When working with offline RL, existing datasets provided by the community may come in different formats. It can be time-consuming to integrate existing algorithms with different datasets.

Therefore, for offline RL, Corax provides additional TFDS dataset builders that can build datasets stored in RLDS format. This allows easily running the same offline RL algorithm on offline RL datasets in a consistent manner. You may want to check out the list of datasets officially supported by the TFDS/RLDS team.
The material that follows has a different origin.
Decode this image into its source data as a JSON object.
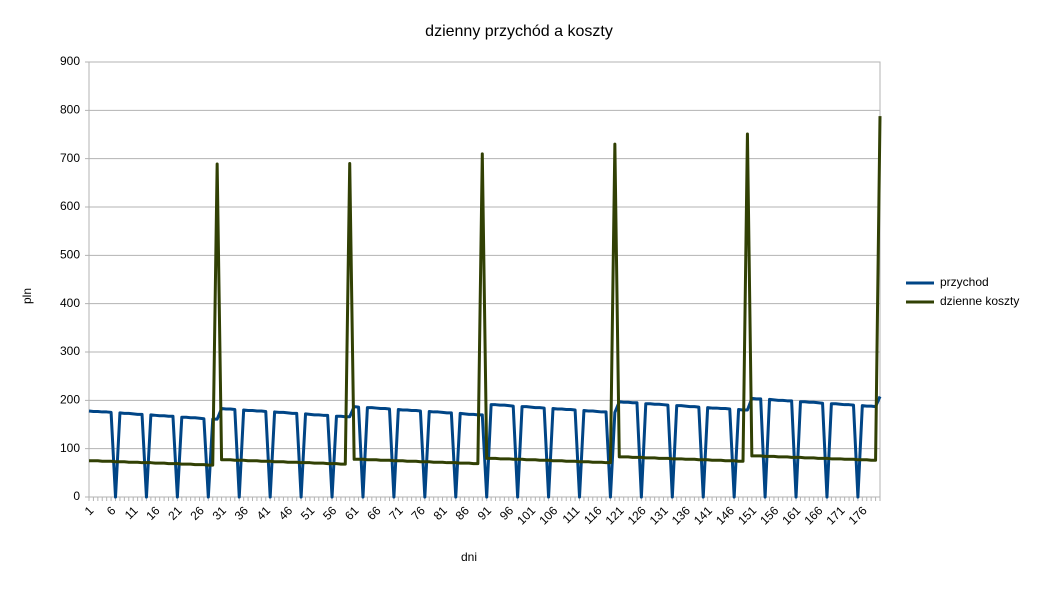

In addition to the official RLDS datasets, the following datasets can be built with Corax:

Dataset Paper Code
V-D4RL Lu et al., 2023 vd4rl
Watch and Match Haldar et al., 2022 rot
ExoRL Yarats et al., 2022 exorl
GWIL Fickinger et al., 2022 gwil
Adroit Binary Nair et al., 2022 adroit_binary

NOTE: Some of these datasets do not yet cover all splits provided by the original dataset. They will be added as the need arises.

Acknowledgements

We would like to thank the Acme authors who have provided a great starting point for Corax. Without them, Corax would not exist as a significant portion of the current code is forked from them. You should check out Acme if you are looking for more RL agent implementations.

We would like to thank the authors of the original papers for open-sourcing their code which has been a great help in our re-implementation.